スワミ・ヴィヴェーカーナンダによる
パタンジャリのヨーガ格言集注解

第四章 独立

(1)シッディ(ス)(複数)は、生まれながらに、化学的な手段で、言葉の力によって、苦行によって、または精神集中によって得られる。

 ときどき、人はシッディ(ス)、すなわち力を持って生まれる。もちろん、それらは彼が前生においてかち得たものである。このたびは、彼はいわばそれらの果実を楽しむために生まれたのだ。サーンキャ哲学の偉大な父カピラについて、彼は生まれながらのシッダであったと言われている。文字どおり、成功した人、という意味である。

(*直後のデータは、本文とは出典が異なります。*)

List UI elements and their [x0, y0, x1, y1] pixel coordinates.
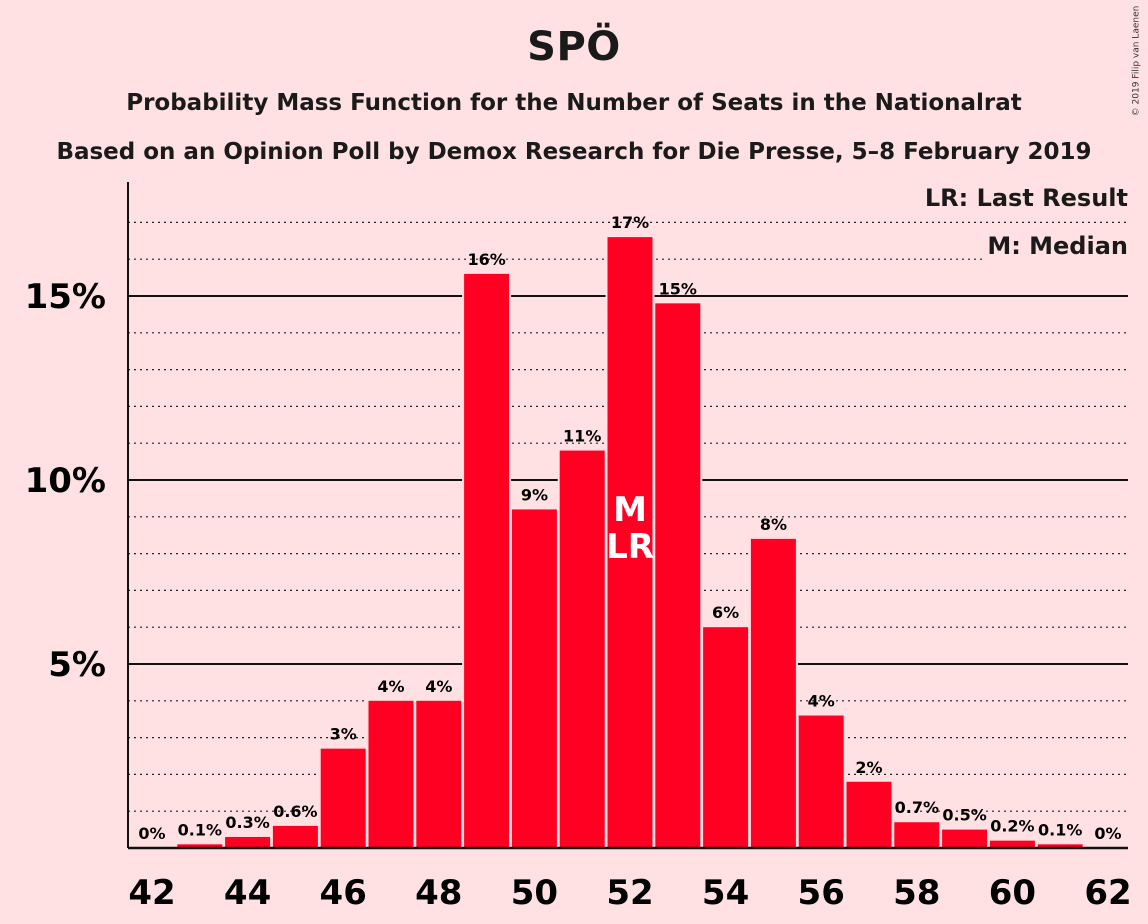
chart-subtitle-poll: Based on an Opinion Poll by Demox Resear…: [56, 139, 1092, 165]
x-tick-label: 50: [511, 873, 558, 913]
x-tick-label: 46: [320, 873, 367, 913]
y-tick-label: 5%: [48, 645, 106, 685]
bar-value-label: 0.1%: [178, 820, 222, 839]
last-result-marker: LR: [606, 527, 654, 567]
bar-seat-58: [894, 822, 940, 848]
x-tick-label: 42: [128, 873, 175, 913]
bar-value-label: 0%: [138, 824, 165, 843]
bar-seat-56: [798, 715, 844, 848]
bar-seat-57: [846, 781, 892, 848]
bar-value-label: 3%: [330, 725, 357, 744]
x-tick-label: 52: [606, 873, 653, 913]
bar-value-label: 0.7%: [895, 798, 939, 817]
bar-seat-45: [272, 825, 318, 848]
legend-median: M: Median: [983, 232, 1128, 260]
bar-value-label: 2%: [855, 758, 882, 777]
bar-value-label: 17%: [611, 213, 649, 232]
bar-seat-52: [607, 237, 653, 848]
bar-value-label: 0.1%: [1038, 820, 1082, 839]
bar-value-label: 4%: [425, 677, 452, 696]
bar-seat-49: [464, 273, 510, 848]
x-tick-label: 54: [702, 873, 749, 913]
bar-value-label: 11%: [563, 427, 601, 446]
bar-value-label: 16%: [467, 250, 505, 269]
bar-value-label: 0.2%: [990, 817, 1034, 836]
chart-title: SPÖ: [527, 24, 621, 70]
bar-value-label: 9%: [521, 485, 548, 504]
bar-seat-60: [989, 840, 1035, 848]
bar-value-label: 4%: [377, 677, 404, 696]
bar-seat-61: [1037, 844, 1083, 848]
legend-last-result: LR: Last Result: [920, 184, 1128, 212]
x-tick-label: 56: [798, 873, 845, 913]
bar-seat-59: [942, 829, 988, 848]
x-tick-label: 44: [224, 873, 271, 913]
bar-value-label: 4%: [808, 692, 835, 711]
bar-value-label: 15%: [659, 279, 697, 298]
bar-value-label: 0.5%: [942, 806, 986, 825]
bar-value-label: 0.3%: [225, 813, 269, 832]
bar-seat-44: [225, 836, 271, 848]
x-tick-label: 62: [1084, 873, 1131, 913]
bar-seat-50: [511, 509, 557, 848]
bar-seat-55: [750, 538, 796, 848]
bar-value-label: 0.6%: [273, 802, 317, 821]
bar-seat-46: [320, 748, 366, 848]
bar-value-label: 0%: [1094, 824, 1121, 843]
bar-seat-51: [559, 450, 605, 848]
y-tick-label: 15%: [25, 277, 106, 317]
bar-seat-53: [655, 303, 701, 848]
bar-value-label: 6%: [712, 603, 739, 622]
x-tick-label: 48: [415, 873, 462, 913]
bar-seat-43: [177, 844, 223, 848]
x-tick-label: 58: [893, 873, 940, 913]
bar-seat-48: [416, 700, 462, 848]
y-tick-label: 10%: [25, 461, 106, 501]
median-marker: M: [613, 490, 647, 530]
bar-seat-54: [703, 627, 749, 848]
x-tick-label: 60: [989, 873, 1036, 913]
bar-value-label: 8%: [760, 515, 787, 534]
chart-subtitle: Probability Mass Function for the Number…: [126, 90, 1022, 116]
bar-seat-47: [368, 700, 414, 848]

 ヨーギーたちは、これらの力は化学的な手段で獲得することができる、と主張する。科学は最初は錬金術としてはじまったものだ、ということは、皆さんご存じである。人びとは、賢者の石や不老不死の霊薬などをさがしに行った。インドには、ラーサーヤナと呼ばれる一派があった。彼らの考えは、理想、知識、霊性および宗教はすべて非常に結構だ、しかし、肉体がこれらすべてを成就するための唯一の手段である、と言うものだった。もし肉体がしばしば終わりをむかえるなら、目標に到達するのにそれだけ多くの時間がかかるだろう。たとえば、ある人がヨーガを実践したいと思う、または霊的になりたいと思う。大きな進歩をとげる前に、彼は死ぬ。それから別の肉体をとって、ふたたび始める、それから死に、また生まれる。こうして、死んではまた生まれることに多くの時が費やされるだろう。もし肉体が生死をまぬかれるほど丈夫で完全につくられたなら、われわれは霊的になるためにそれだけ多くの時間を得たであろう。それゆえこれらラーサーヤナたちは、まず肉体を非常に強くせよ、と言うのである。彼らは、この肉体を不死にすることができる、と主張する。彼らの考えは、もし心が肉体をつくるのであれば、そしてもし、おのおのの心は無限のエネルギーの一つの出口に他ならないと言うのが本当なら、おのおのの出口が外からどれほどの量のエネルギーを取り入れようと、そこには限度はないはずだ。どうして、われわれの肉体をずっと生かしつづけることはできない、などと言うことがあり得よう。われわれは自分のものである肉体はすべて自分でつくらなければならないのだ。この肉体が死ぬやいなや、別の肉体をつくらなければならないのだ。もしわれわれにそれができるなら、どうして現在の肉体を出ることなしに今、ここでそれをすることができないのか。理論はまったく正しい。もし死後も生きていて他の肉体をつくることができるのならなぜ、この肉体を完全に解消させることなくただ絶えず変化させて、ここで肉体をつくる力を持つことはできないのか、と言うのである。彼らはまた、水銀と硫黄の中には驚くべき力が隠されており、しかもこれらのある調合によって、人はすきなだけ寿命をのばすことができる、と考えた。またある人びとは、ある種の薬品は空中を飛ぶような力をもたらす、と信じた。現代用いられているもっともすばらしい薬物の多く、特に薬の中に金属を用いる方法は、ラーサーヤナたちに負うものである。ヨーギーたちの中のある派の人びとは、彼らの主な教師たちの多くが今もなお、彼らの古い肉体の中で生きている、と主張する。ヨーガの偉大な権威者パタンジャリはこれを否定しない。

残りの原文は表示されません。